We worked with the Passivhaus standard as a tried and tested tool to focus on the building fabric for enjoyment of the spaces, low maintenance and good return on investment. This reduces the energy use to a minimum, removing the need for conventional heating systems and ensuring energy bills are tiny while keeping comfortable and cosy all year.
In turn, any renewables that are installed are small scale, reducing capital cost and upkeep. Using the Passivhaus modelling software allowed the clients control over specification and budget choices too.
The Pullens’ house, located on a rural site a few miles from the Moray coast, is a fresh take on the traditional farmhouse. Designed to reflect the massing and materials of local buildings, it opens up for modern living to the light and views across the surrounding farmland.
The layout is compact yet feels light and spacious due to the long views and large volumes inside the home. The double height sitting room opens on to the kitchen and dining room with a seating area above. It is also designed to be extended in the future if required.

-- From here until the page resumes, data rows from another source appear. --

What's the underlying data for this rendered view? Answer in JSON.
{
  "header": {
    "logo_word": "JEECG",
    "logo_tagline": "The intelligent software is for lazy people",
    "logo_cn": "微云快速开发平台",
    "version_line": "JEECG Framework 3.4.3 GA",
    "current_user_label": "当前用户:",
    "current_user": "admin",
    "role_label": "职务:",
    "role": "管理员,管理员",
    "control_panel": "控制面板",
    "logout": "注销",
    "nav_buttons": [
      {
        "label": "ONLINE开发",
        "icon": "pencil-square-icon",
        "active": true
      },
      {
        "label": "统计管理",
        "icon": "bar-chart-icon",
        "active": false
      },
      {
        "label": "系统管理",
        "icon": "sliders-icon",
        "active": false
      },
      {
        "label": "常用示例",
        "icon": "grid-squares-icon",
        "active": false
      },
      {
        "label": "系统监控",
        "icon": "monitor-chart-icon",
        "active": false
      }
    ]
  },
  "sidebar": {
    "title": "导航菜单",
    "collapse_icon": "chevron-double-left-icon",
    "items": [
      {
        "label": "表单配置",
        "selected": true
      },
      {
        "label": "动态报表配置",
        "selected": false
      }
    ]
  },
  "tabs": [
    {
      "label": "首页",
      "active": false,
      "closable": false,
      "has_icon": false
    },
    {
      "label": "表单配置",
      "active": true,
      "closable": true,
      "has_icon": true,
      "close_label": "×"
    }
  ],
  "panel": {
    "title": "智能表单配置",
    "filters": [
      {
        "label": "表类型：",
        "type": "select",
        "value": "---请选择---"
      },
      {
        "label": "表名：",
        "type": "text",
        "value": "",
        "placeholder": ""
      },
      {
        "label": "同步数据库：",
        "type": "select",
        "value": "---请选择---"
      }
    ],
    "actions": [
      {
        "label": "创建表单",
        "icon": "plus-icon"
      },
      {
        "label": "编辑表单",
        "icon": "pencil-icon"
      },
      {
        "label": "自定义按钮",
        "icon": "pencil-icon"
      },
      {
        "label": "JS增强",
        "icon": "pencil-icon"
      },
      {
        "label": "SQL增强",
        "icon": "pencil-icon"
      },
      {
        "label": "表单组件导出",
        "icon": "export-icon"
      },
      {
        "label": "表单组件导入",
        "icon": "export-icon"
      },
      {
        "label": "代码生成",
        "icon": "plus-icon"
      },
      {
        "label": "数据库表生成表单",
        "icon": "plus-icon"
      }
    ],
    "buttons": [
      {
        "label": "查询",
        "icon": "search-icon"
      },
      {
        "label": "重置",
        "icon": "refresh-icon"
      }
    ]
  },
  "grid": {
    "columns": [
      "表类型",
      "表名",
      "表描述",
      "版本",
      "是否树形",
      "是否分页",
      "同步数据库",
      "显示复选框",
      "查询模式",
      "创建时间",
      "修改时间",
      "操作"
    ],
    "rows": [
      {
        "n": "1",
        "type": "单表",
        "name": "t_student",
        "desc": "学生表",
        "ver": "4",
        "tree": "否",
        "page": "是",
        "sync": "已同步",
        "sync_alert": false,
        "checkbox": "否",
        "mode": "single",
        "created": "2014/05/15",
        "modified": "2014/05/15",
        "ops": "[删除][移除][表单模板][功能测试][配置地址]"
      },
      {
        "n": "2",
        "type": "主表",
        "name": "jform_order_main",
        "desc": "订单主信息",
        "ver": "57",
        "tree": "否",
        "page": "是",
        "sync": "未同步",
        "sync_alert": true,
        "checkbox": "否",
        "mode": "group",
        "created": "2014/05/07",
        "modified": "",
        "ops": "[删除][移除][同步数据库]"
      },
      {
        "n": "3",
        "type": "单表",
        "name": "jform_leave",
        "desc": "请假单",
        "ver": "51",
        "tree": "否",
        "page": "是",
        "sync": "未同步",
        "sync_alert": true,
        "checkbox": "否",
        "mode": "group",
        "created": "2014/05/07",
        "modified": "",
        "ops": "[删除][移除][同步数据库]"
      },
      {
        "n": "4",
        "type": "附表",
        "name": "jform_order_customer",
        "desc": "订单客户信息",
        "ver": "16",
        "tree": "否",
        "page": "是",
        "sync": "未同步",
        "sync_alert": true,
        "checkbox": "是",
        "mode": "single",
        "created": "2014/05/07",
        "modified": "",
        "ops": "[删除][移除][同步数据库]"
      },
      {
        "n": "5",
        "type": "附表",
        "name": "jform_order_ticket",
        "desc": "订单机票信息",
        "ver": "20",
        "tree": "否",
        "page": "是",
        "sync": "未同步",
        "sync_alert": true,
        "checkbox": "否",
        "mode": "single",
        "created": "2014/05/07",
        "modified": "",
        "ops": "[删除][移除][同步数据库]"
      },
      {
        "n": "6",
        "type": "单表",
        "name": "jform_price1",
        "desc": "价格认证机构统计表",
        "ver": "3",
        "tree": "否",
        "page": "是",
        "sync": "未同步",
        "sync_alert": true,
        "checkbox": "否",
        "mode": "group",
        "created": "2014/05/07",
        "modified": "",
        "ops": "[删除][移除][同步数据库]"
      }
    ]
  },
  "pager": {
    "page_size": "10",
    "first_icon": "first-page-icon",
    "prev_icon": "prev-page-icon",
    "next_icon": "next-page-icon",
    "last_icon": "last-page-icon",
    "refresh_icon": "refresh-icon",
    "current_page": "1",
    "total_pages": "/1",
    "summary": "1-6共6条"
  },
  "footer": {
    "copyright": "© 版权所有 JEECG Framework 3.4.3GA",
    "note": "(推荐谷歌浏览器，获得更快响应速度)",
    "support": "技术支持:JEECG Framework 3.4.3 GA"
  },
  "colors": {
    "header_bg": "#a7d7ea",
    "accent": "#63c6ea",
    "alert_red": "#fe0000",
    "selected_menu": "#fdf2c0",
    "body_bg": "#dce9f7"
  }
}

Materials were chosen to minimise environmental impact, tie in with the landscape, give excellent performance and reduce or eliminate the use of toxic materials.
The house has been built from, clad in and is powered by wood. The cladding and fuel are Scottish timber with the cladding grown, felled and milled a mile or so up the road. Bringing all these layers to the design creates a high quality building and, as John says, why would you want anything else?